UBS’s net trading income for the first quarter of this year was down 53% from just over CHF 2.1 billion a year ago to CHF 1 billion.
The group’s profit for the first quarter this year decreased 64%, totalling CHF 978 million, compared to the first quarter of last year, when profits totalled CHF 2.7 billion.
The report explained: “In the first quarter of 2016, heightened economic and geopolitical uncertainty, as well as global market volatility, led to more pronounced client risk aversion.
“For the industry this translated into abnormally low transaction volumes… particularly for UBS when compared with the exceptional first quarter of 2015.”
Despite a difficult Q1, UBS’s wealth management businesses attracted net new money of CHF 2.9 billion, which is the highest total since 2008.

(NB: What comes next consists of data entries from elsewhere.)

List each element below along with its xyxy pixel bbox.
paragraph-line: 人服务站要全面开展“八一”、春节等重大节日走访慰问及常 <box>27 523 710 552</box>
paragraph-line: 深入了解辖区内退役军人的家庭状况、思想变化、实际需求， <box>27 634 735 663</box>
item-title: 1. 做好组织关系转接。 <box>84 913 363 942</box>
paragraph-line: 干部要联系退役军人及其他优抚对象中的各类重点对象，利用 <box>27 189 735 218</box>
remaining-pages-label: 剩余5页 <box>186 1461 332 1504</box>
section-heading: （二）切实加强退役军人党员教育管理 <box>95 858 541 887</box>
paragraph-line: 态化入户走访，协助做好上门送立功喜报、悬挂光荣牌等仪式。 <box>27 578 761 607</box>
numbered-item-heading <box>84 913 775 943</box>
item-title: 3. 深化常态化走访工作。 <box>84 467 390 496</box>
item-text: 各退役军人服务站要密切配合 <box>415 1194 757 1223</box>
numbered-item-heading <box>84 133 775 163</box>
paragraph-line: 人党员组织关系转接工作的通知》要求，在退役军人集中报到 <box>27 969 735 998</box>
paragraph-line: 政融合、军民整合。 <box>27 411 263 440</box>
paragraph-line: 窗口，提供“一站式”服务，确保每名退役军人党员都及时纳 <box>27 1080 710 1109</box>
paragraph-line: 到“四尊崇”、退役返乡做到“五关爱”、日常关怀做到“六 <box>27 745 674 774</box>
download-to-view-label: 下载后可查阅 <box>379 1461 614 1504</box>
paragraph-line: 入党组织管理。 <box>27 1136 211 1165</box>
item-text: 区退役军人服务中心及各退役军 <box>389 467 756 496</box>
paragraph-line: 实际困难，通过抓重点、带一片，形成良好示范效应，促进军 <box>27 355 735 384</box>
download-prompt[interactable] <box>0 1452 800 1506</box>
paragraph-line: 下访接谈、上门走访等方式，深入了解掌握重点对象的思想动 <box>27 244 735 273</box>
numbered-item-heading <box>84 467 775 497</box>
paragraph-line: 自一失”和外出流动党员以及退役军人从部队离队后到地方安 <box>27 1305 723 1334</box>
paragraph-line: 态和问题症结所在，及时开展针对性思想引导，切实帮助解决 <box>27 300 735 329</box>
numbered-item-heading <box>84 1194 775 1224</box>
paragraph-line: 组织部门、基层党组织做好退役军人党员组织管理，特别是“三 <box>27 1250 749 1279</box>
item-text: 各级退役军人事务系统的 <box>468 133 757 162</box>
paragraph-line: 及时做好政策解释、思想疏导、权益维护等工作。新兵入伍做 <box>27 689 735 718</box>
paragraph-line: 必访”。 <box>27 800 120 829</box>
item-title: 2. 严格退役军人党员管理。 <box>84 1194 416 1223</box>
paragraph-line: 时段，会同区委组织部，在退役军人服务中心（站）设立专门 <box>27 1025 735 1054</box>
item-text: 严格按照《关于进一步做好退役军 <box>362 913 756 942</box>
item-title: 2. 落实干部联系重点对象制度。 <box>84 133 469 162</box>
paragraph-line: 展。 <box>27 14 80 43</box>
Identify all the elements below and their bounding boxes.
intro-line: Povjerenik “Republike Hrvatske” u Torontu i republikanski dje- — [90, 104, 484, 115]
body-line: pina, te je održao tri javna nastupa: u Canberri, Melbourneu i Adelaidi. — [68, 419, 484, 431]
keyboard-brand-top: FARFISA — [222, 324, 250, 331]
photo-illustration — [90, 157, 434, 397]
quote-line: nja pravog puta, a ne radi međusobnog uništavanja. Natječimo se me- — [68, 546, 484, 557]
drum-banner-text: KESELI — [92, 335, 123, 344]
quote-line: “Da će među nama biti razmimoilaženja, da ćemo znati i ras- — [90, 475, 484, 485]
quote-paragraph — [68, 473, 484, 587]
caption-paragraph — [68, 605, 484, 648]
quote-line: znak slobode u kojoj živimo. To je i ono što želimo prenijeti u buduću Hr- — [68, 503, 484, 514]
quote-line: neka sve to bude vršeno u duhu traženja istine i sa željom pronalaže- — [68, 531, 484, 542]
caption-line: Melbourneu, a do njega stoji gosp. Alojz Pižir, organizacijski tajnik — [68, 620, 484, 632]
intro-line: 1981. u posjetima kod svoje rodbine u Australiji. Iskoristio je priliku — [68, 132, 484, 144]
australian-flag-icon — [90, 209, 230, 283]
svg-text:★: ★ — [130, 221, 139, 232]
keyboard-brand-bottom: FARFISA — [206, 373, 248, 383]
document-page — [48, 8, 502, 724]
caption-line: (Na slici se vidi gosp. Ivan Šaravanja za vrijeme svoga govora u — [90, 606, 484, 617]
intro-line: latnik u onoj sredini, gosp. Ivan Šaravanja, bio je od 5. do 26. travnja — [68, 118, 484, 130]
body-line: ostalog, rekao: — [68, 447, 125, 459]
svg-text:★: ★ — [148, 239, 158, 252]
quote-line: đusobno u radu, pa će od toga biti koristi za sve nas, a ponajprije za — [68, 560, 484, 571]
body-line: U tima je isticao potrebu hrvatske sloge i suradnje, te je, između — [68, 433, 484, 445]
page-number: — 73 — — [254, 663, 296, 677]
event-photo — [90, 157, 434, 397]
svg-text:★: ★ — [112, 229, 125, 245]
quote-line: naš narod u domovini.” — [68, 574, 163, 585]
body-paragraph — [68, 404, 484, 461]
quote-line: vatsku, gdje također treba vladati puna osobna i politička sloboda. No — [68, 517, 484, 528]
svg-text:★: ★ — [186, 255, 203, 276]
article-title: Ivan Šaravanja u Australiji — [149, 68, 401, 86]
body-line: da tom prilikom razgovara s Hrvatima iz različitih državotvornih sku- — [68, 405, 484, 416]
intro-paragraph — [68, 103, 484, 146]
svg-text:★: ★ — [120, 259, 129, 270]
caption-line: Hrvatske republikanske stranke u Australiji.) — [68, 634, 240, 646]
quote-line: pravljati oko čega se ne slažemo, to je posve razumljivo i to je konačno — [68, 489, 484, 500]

The Swiss bank is also on track to achieve its targeted cost savings of CHF 2.1 billion by 2017, having reached savings of CHF 1.2 billion as of March 2016.
Sergio Ermotti, group chief executive officer at UBS, said: “In view of exceptionally low client activity levels, we continued to manage our resources effectively while making progress on costs.”
UBS said factors like market volatility, macroeconomic and geopolitical uncertainty, which effected revenues this quarter, are “unlikely to be resolved in the foreseeable future.”
Despite this, UBS said it “continues to execute its strategy with discipline to mitigate these effects, and is well positioned to benefit from even a moderate improvement in conditions.”